Nun gibt es allerdings ein Problem. Schon mit den letzten Hörspielen, die innerhalb der Reihe des "Gruselkabinetts" erschienen sind, wurde man dieser Beschreibung absolut nicht gerecht. Wäre da nicht der Subtitel "Meisterwerke der Schauer-Romantik" könnte man sogar glatt von einer Themaverfehlung sprechen. Aber trotz der übernatürlichen Elemente und des gelungen dargestellten menschlichen Schicksals, kann selbst von "Schauer" nur sehr bedingt die Rede sein.
Insofern ist es mehr als nachvollziehbar, wenn einige Hörer aufgrund anderer Erwartungen enttäuscht sein werden.
Ich persönlich habe mich aufgrund der lebendigen Darstellung der Charaktere und der recht unterhaltsamen Geschichte nicht gelangweilt, nichtsdestotrotz kann man aber einige Momente festmachen, die sich schon arg langgestreckt präsentieren. Mit einem etwas größeren Mut zum Rotstift hätte man es sicherlich genauso geschafft die Tiefe der Geschichte aufrecht zu erhalten. Denn erst im letzten Drittel gewinnt das ganze zunehmend an Rasanz.
Hasso Zorn gibt einen sehr angenehmen, neutralen Erzähler ab. Am meisten begeistert hat mich aber Tim Vogt, dessen Name mir bis dato völlig unbekannt war, und der in keiner anderen Rolle wie derjenigen des frevelhaft daherredenden Lord Henry mehr hätte glänzen könnte.
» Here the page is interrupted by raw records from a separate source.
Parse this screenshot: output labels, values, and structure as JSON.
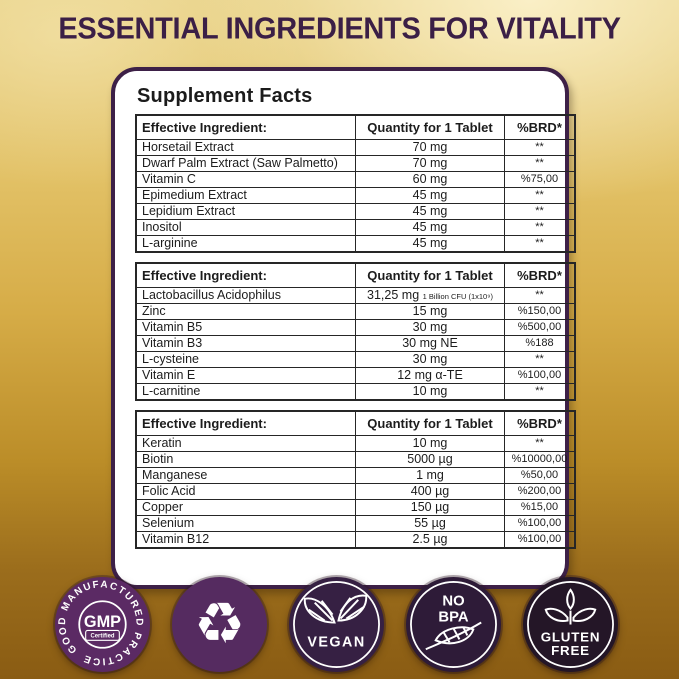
{
  "title": "ESSENTIAL INGREDIENTS FOR VITALITY",
  "card": {
    "heading": "Supplement Facts",
    "tables": [
      {
        "headers": [
          "Effective Ingredient:",
          "Quantity for 1 Tablet",
          "%BRD*"
        ],
        "rows": [
          [
            "Horsetail Extract",
            "70 mg",
            "**"
          ],
          [
            "Dwarf Palm Extract (Saw Palmetto)",
            "70 mg",
            "**"
          ],
          [
            "Vitamin C",
            "60 mg",
            "%75,00"
          ],
          [
            "Epimedium Extract",
            "45 mg",
            "**"
          ],
          [
            "Lepidium Extract",
            "45 mg",
            "**"
          ],
          [
            "Inositol",
            "45 mg",
            "**"
          ],
          [
            "L-arginine",
            "45 mg",
            "**"
          ]
        ]
      },
      {
        "headers": [
          "Effective Ingredient:",
          "Quantity for 1 Tablet",
          "%BRD*"
        ],
        "rows": [
          [
            "Lactobacillus Acidophilus",
            {
              "text": "31,25 mg",
              "note": "1 Billion CFU (1x10⁹)"
            },
            "**"
          ],
          [
            "Zinc",
            "15 mg",
            "%150,00"
          ],
          [
            "Vitamin B5",
            "30 mg",
            "%500,00"
          ],
          [
            "Vitamin B3",
            "30 mg NE",
            "%188"
          ],
          [
            "L-cysteine",
            "30 mg",
            "**"
          ],
          [
            "Vitamin E",
            "12 mg α-TE",
            "%100,00"
          ],
          [
            "L-carnitine",
            "10 mg",
            "**"
          ]
        ]
      },
      {
        "headers": [
          "Effective Ingredient:",
          "Quantity for 1 Tablet",
          "%BRD*"
        ],
        "rows": [
          [
            "Keratin",
            "10 mg",
            "**"
          ],
          [
            "Biotin",
            "5000 µg",
            "%10000,00"
          ],
          [
            "Manganese",
            "1 mg",
            "%50,00"
          ],
          [
            "Folic Acid",
            "400 µg",
            "%200,00"
          ],
          [
            "Copper",
            "150 µg",
            "%15,00"
          ],
          [
            "Selenium",
            "55 µg",
            "%100,00"
          ],
          [
            "Vitamin B12",
            "2.5 µg",
            "%100,00"
          ]
        ]
      }
    ]
  },
  "badges": {
    "gmp": {
      "circular_text": "GOOD MANUFACTURED PRACTICE",
      "center": "GMP",
      "sub": "Certified",
      "color": "#5b2a64"
    },
    "recycle": {
      "symbol": "♻",
      "color": "#552b60"
    },
    "vegan": {
      "label": "VEGAN",
      "color": "#362043"
    },
    "no_bpa": {
      "line1": "NO",
      "line2": "BPA",
      "color": "#2e1b38"
    },
    "gluten_free": {
      "line1": "GLUTEN",
      "line2": "FREE",
      "color": "#241627"
    }
  },
  "colors": {
    "accent_purple": "#3d2047",
    "title_text": "#3b1f46",
    "table_border": "#262626",
    "background_gold_top": "#e7d084",
    "background_gold_bottom": "#8a5c13"
  }
}
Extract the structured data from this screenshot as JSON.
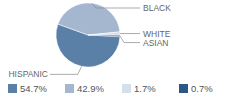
{
  "chart_data": {
    "type": "pie",
    "categories": [
      "HISPANIC",
      "BLACK",
      "WHITE",
      "ASIAN"
    ],
    "values": [
      54.7,
      42.9,
      1.7,
      0.7
    ],
    "value_labels": [
      "54.7%",
      "42.9%",
      "1.7%",
      "0.7%"
    ],
    "colors": [
      "#5b80a8",
      "#a4b7cf",
      "#d4dfeb",
      "#2c5784"
    ],
    "legend": "bottom"
  }
}
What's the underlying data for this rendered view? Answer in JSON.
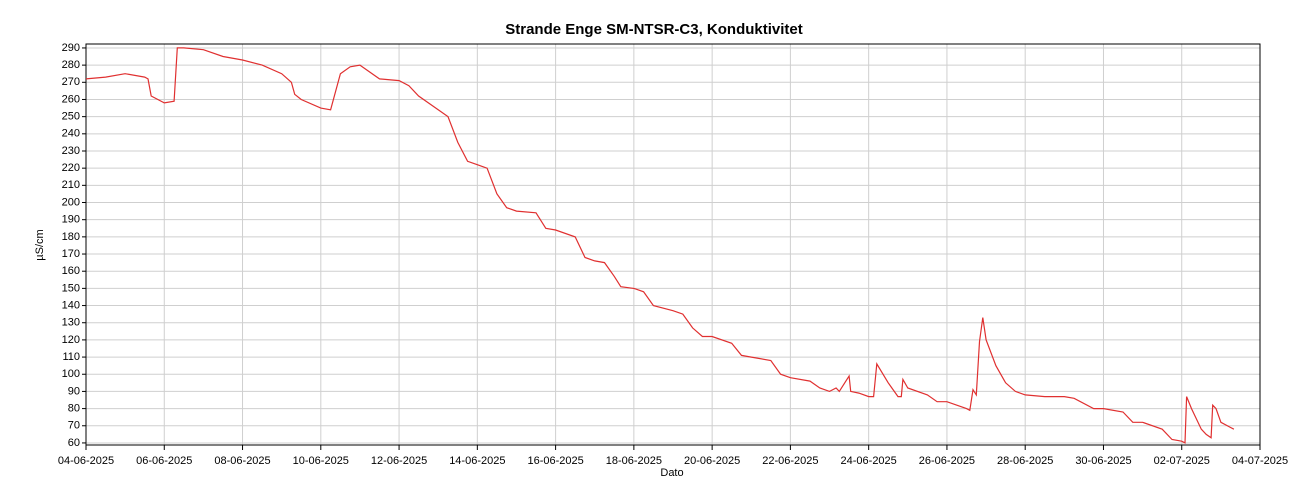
{
  "chart_data": {
    "type": "line",
    "title": "Strande Enge SM-NTSR-C3, Konduktivitet",
    "xlabel": "Dato",
    "ylabel": "µS/cm",
    "x": [
      "2025-06-04T00:00",
      "2025-06-04T12:00",
      "2025-06-05T00:00",
      "2025-06-05T12:00",
      "2025-06-05T14:00",
      "2025-06-05T16:00",
      "2025-06-06T00:00",
      "2025-06-06T06:00",
      "2025-06-06T08:00",
      "2025-06-06T12:00",
      "2025-06-07T00:00",
      "2025-06-07T12:00",
      "2025-06-08T00:00",
      "2025-06-08T12:00",
      "2025-06-09T00:00",
      "2025-06-09T06:00",
      "2025-06-09T08:00",
      "2025-06-09T12:00",
      "2025-06-10T00:00",
      "2025-06-10T06:00",
      "2025-06-10T12:00",
      "2025-06-10T18:00",
      "2025-06-11T00:00",
      "2025-06-11T12:00",
      "2025-06-12T00:00",
      "2025-06-12T06:00",
      "2025-06-12T12:00",
      "2025-06-13T00:00",
      "2025-06-13T06:00",
      "2025-06-13T12:00",
      "2025-06-13T18:00",
      "2025-06-14T00:00",
      "2025-06-14T06:00",
      "2025-06-14T12:00",
      "2025-06-14T18:00",
      "2025-06-15T00:00",
      "2025-06-15T12:00",
      "2025-06-15T18:00",
      "2025-06-16T00:00",
      "2025-06-16T12:00",
      "2025-06-16T18:00",
      "2025-06-17T00:00",
      "2025-06-17T06:00",
      "2025-06-17T12:00",
      "2025-06-17T16:00",
      "2025-06-18T00:00",
      "2025-06-18T06:00",
      "2025-06-18T12:00",
      "2025-06-19T00:00",
      "2025-06-19T06:00",
      "2025-06-19T12:00",
      "2025-06-19T18:00",
      "2025-06-20T00:00",
      "2025-06-20T12:00",
      "2025-06-20T18:00",
      "2025-06-21T00:00",
      "2025-06-21T12:00",
      "2025-06-21T18:00",
      "2025-06-22T00:00",
      "2025-06-22T12:00",
      "2025-06-22T18:00",
      "2025-06-23T00:00",
      "2025-06-23T04:00",
      "2025-06-23T06:00",
      "2025-06-23T12:00",
      "2025-06-23T13:00",
      "2025-06-23T18:00",
      "2025-06-24T00:00",
      "2025-06-24T03:00",
      "2025-06-24T05:00",
      "2025-06-24T12:00",
      "2025-06-24T18:00",
      "2025-06-24T20:00",
      "2025-06-24T21:00",
      "2025-06-25T00:00",
      "2025-06-25T12:00",
      "2025-06-25T18:00",
      "2025-06-26T00:00",
      "2025-06-26T12:00",
      "2025-06-26T14:00",
      "2025-06-26T16:00",
      "2025-06-26T18:00",
      "2025-06-26T20:00",
      "2025-06-26T22:00",
      "2025-06-27T00:00",
      "2025-06-27T06:00",
      "2025-06-27T12:00",
      "2025-06-27T18:00",
      "2025-06-28T00:00",
      "2025-06-28T12:00",
      "2025-06-29T00:00",
      "2025-06-29T06:00",
      "2025-06-29T18:00",
      "2025-06-30T00:00",
      "2025-06-30T12:00",
      "2025-06-30T18:00",
      "2025-07-01T00:00",
      "2025-07-01T12:00",
      "2025-07-01T18:00",
      "2025-07-02T00:00",
      "2025-07-02T02:00",
      "2025-07-02T03:00",
      "2025-07-02T06:00",
      "2025-07-02T12:00",
      "2025-07-02T15:00",
      "2025-07-02T18:00",
      "2025-07-02T19:00",
      "2025-07-02T21:00",
      "2025-07-03T00:00",
      "2025-07-03T06:00",
      "2025-07-03T08:00"
    ],
    "series": [
      {
        "name": "Konduktivitet",
        "color": "#e03030",
        "values": [
          272,
          273,
          275,
          273,
          272,
          262,
          258,
          259,
          290,
          290,
          289,
          285,
          283,
          280,
          275,
          270,
          263,
          260,
          255,
          254,
          275,
          279,
          280,
          272,
          271,
          268,
          262,
          254,
          250,
          235,
          224,
          222,
          220,
          205,
          197,
          195,
          194,
          185,
          184,
          180,
          168,
          166,
          165,
          157,
          151,
          150,
          148,
          140,
          137,
          135,
          127,
          122,
          122,
          118,
          111,
          110,
          108,
          100,
          98,
          96,
          92,
          90,
          92,
          90,
          99,
          90,
          89,
          87,
          87,
          106,
          95,
          87,
          87,
          97,
          92,
          88,
          84,
          84,
          80,
          79,
          91,
          88,
          119,
          133,
          120,
          105,
          95,
          90,
          88,
          87,
          87,
          86,
          80,
          80,
          78,
          72,
          72,
          68,
          62,
          61,
          60,
          87,
          80,
          68,
          65,
          63,
          82,
          80,
          72,
          69,
          68
        ]
      }
    ],
    "xlim": [
      "2025-06-04T00:00",
      "2025-07-04T00:00"
    ],
    "xticks": [
      {
        "value": "2025-06-04T00:00",
        "label": "04-06-2025"
      },
      {
        "value": "2025-06-06T00:00",
        "label": "06-06-2025"
      },
      {
        "value": "2025-06-08T00:00",
        "label": "08-06-2025"
      },
      {
        "value": "2025-06-10T00:00",
        "label": "10-06-2025"
      },
      {
        "value": "2025-06-12T00:00",
        "label": "12-06-2025"
      },
      {
        "value": "2025-06-14T00:00",
        "label": "14-06-2025"
      },
      {
        "value": "2025-06-16T00:00",
        "label": "16-06-2025"
      },
      {
        "value": "2025-06-18T00:00",
        "label": "18-06-2025"
      },
      {
        "value": "2025-06-20T00:00",
        "label": "20-06-2025"
      },
      {
        "value": "2025-06-22T00:00",
        "label": "22-06-2025"
      },
      {
        "value": "2025-06-24T00:00",
        "label": "24-06-2025"
      },
      {
        "value": "2025-06-26T00:00",
        "label": "26-06-2025"
      },
      {
        "value": "2025-06-28T00:00",
        "label": "28-06-2025"
      },
      {
        "value": "2025-06-30T00:00",
        "label": "30-06-2025"
      },
      {
        "value": "2025-07-02T00:00",
        "label": "02-07-2025"
      },
      {
        "value": "2025-07-04T00:00",
        "label": "04-07-2025"
      }
    ],
    "ylim": [
      58.8,
      292.3
    ],
    "yticks": [
      60,
      70,
      80,
      90,
      100,
      110,
      120,
      130,
      140,
      150,
      160,
      170,
      180,
      190,
      200,
      210,
      220,
      230,
      240,
      250,
      260,
      270,
      280,
      290
    ],
    "grid": true
  }
}
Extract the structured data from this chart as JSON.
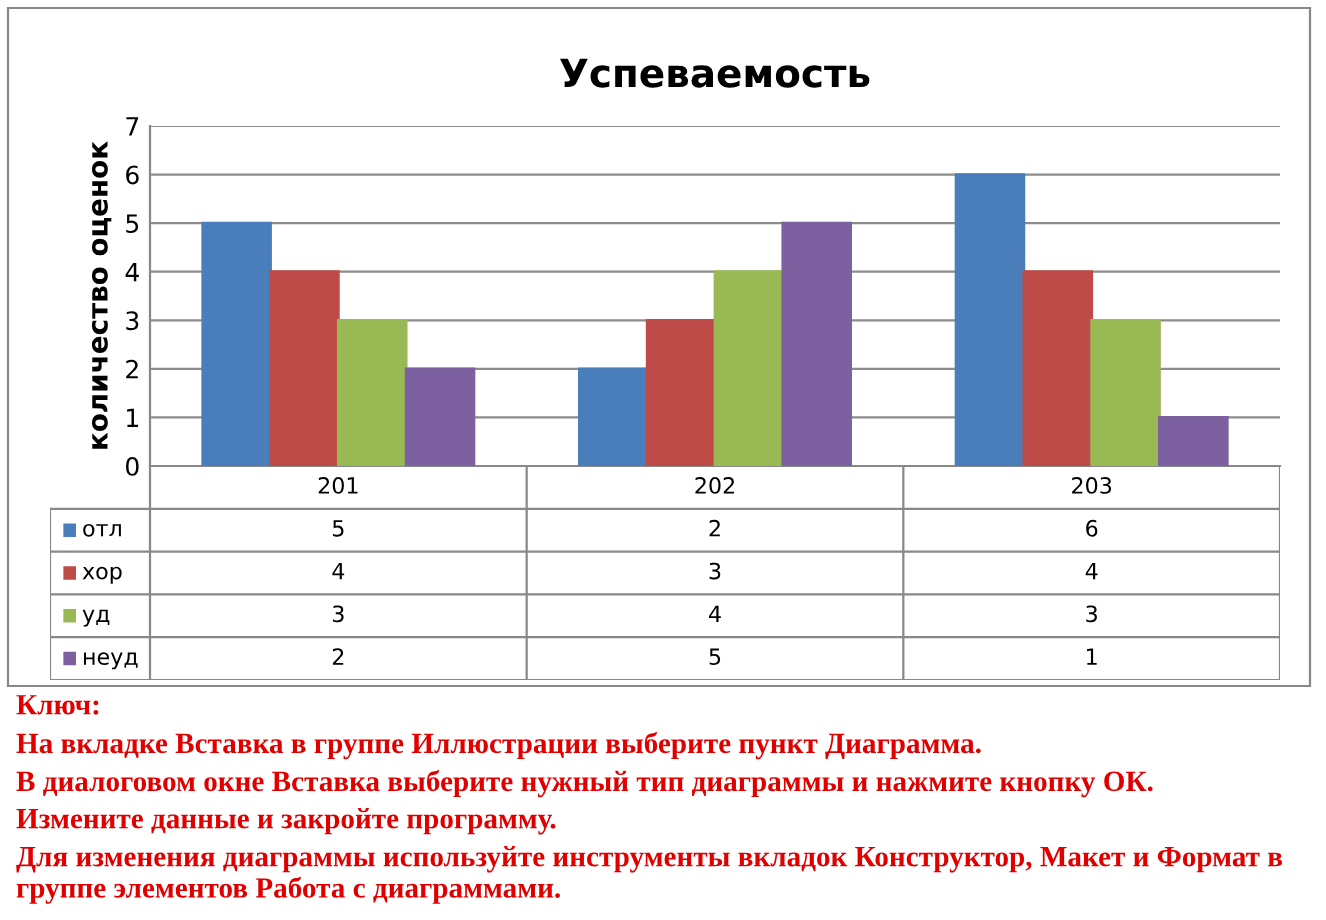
{
  "chart_data": {
    "type": "bar",
    "title": "Успеваемость",
    "ylabel": "количество оценок",
    "categories": [
      "201",
      "202",
      "203"
    ],
    "series": [
      {
        "name": "отл",
        "color": "#4a7ebb",
        "values": [
          5,
          2,
          6
        ]
      },
      {
        "name": "хор",
        "color": "#be4b48",
        "values": [
          4,
          3,
          4
        ]
      },
      {
        "name": "уд",
        "color": "#98b954",
        "values": [
          3,
          4,
          3
        ]
      },
      {
        "name": "неуд",
        "color": "#7d60a0",
        "values": [
          2,
          5,
          1
        ]
      }
    ],
    "ylim": [
      0,
      7
    ],
    "yticks": [
      0,
      1,
      2,
      3,
      4,
      5,
      6,
      7
    ],
    "grid": "y",
    "legend": "bottom",
    "data_labels": true,
    "annotations": [
      "Ключ:",
      "На вкладке Вставка в группе Иллюстрации выберите пункт Диаграмма.",
      "В диалоговом окне Вставка выберите нужный тип диаграммы и нажмите кнопку ОК.",
      "Измените данные и закройте программу.",
      "Для изменения диаграммы используйте инструменты вкладок Конструктор, Макет и Формат в группе элементов Работа с диаграммами."
    ]
  }
}
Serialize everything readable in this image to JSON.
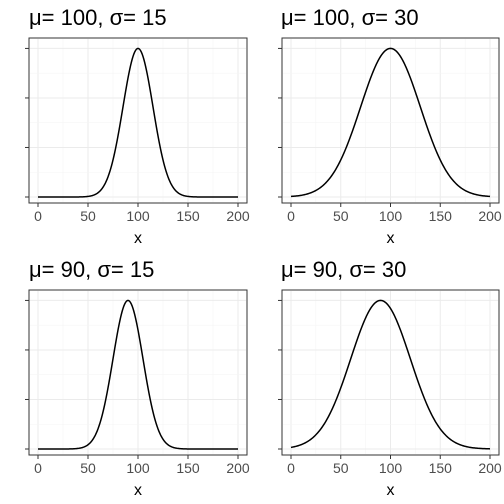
{
  "chart_data": [
    {
      "type": "line",
      "title": "μ= 100, σ= 15",
      "mu": 100,
      "sigma": 15,
      "xlabel": "x",
      "ylabel": "",
      "xlim": [
        0,
        200
      ],
      "xticks": [
        0,
        50,
        100,
        150,
        200
      ],
      "y_tick_labels_shown": false,
      "grid": true,
      "series": [
        {
          "curve": "normal density"
        }
      ]
    },
    {
      "type": "line",
      "title": "μ= 100, σ= 30",
      "mu": 100,
      "sigma": 30,
      "xlabel": "x",
      "ylabel": "",
      "xlim": [
        0,
        200
      ],
      "xticks": [
        0,
        50,
        100,
        150,
        200
      ],
      "y_tick_labels_shown": false,
      "grid": true,
      "series": [
        {
          "curve": "normal density"
        }
      ]
    },
    {
      "type": "line",
      "title": "μ= 90, σ= 15",
      "mu": 90,
      "sigma": 15,
      "xlabel": "x",
      "ylabel": "",
      "xlim": [
        0,
        200
      ],
      "xticks": [
        0,
        50,
        100,
        150,
        200
      ],
      "y_tick_labels_shown": false,
      "grid": true,
      "series": [
        {
          "curve": "normal density"
        }
      ]
    },
    {
      "type": "line",
      "title": "μ= 90, σ= 30",
      "mu": 90,
      "sigma": 30,
      "xlabel": "x",
      "ylabel": "",
      "xlim": [
        0,
        200
      ],
      "xticks": [
        0,
        50,
        100,
        150,
        200
      ],
      "y_tick_labels_shown": false,
      "grid": true,
      "series": [
        {
          "curve": "normal density"
        }
      ]
    }
  ]
}
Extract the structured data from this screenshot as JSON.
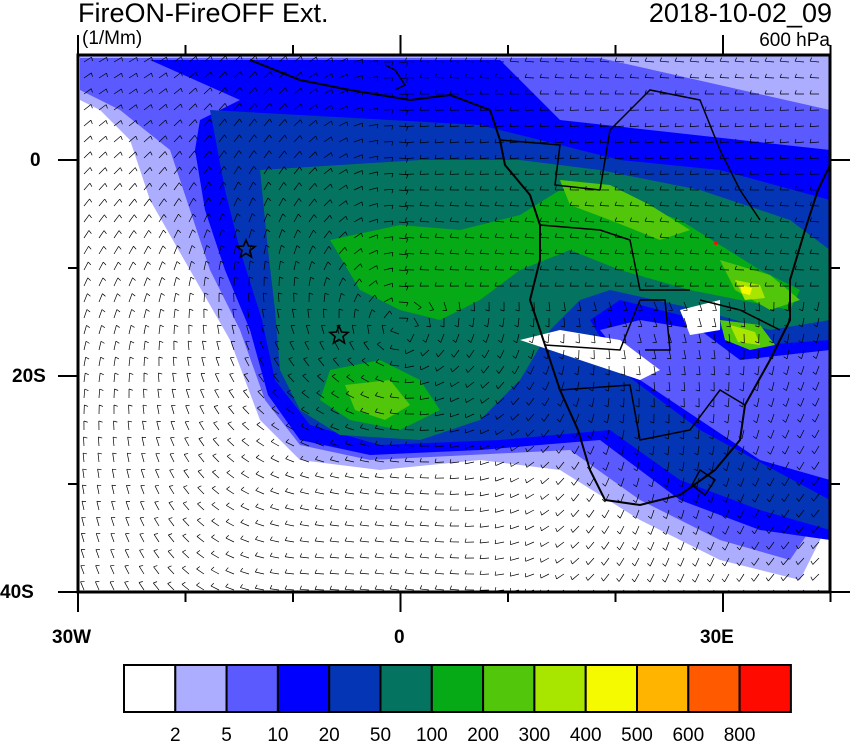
{
  "title": "FireON-FireOFF Ext.",
  "units": "(1/Mm)",
  "datetime": "2018-10-02_09",
  "level": "600 hPa",
  "map": {
    "region": "Southern Africa and South Atlantic",
    "lon_range": [
      -30,
      40
    ],
    "lat_range": [
      -40,
      10
    ],
    "x_ticks": [
      "30W",
      "0",
      "30E"
    ],
    "y_ticks": [
      "0",
      "20S",
      "40S"
    ],
    "overlay": "wind barbs",
    "markers": [
      "star",
      "star"
    ]
  },
  "colorbar": {
    "labels": [
      "2",
      "5",
      "10",
      "20",
      "50",
      "100",
      "200",
      "300",
      "400",
      "500",
      "600",
      "800"
    ],
    "colors": [
      "#ffffff",
      "#adadff",
      "#5a5aff",
      "#0000ff",
      "#0335b4",
      "#04735f",
      "#05aa16",
      "#52c60a",
      "#a8e600",
      "#f5fa00",
      "#ffb400",
      "#ff5a00",
      "#ff0a00"
    ]
  }
}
Doch auch die anderen tragenden Charaktere wie David Turba als Dorian Gray, Axel Malzacher als Maler Basil und Kristine Walther als Schauspielerin Sibyl Vane könnten kaum treffender besetzt sein.
Fazit: Als Literaturvertonung recht unterhaltsam. Allerdings sind erneut ein paar langgezogene Momente auszumachen, obgleich ich mich insgesamt nicht gelangweilt habe. Im Rahmen des Gruselkabinetts aber wirkt dieses Hörspiel nicht wirklich günstig platziert. Hier sollte man sich vielleicht doch überlegen, entweder die gruseligen Aspekte der Geschichte etwas stärker zu betonen, oder aber eine neue Reihe für solche Vorlagen zu eröffnen.
Insofern bin ich, was die abschließende Bewertung des Hörspiels anbelangt, zwiegespalten.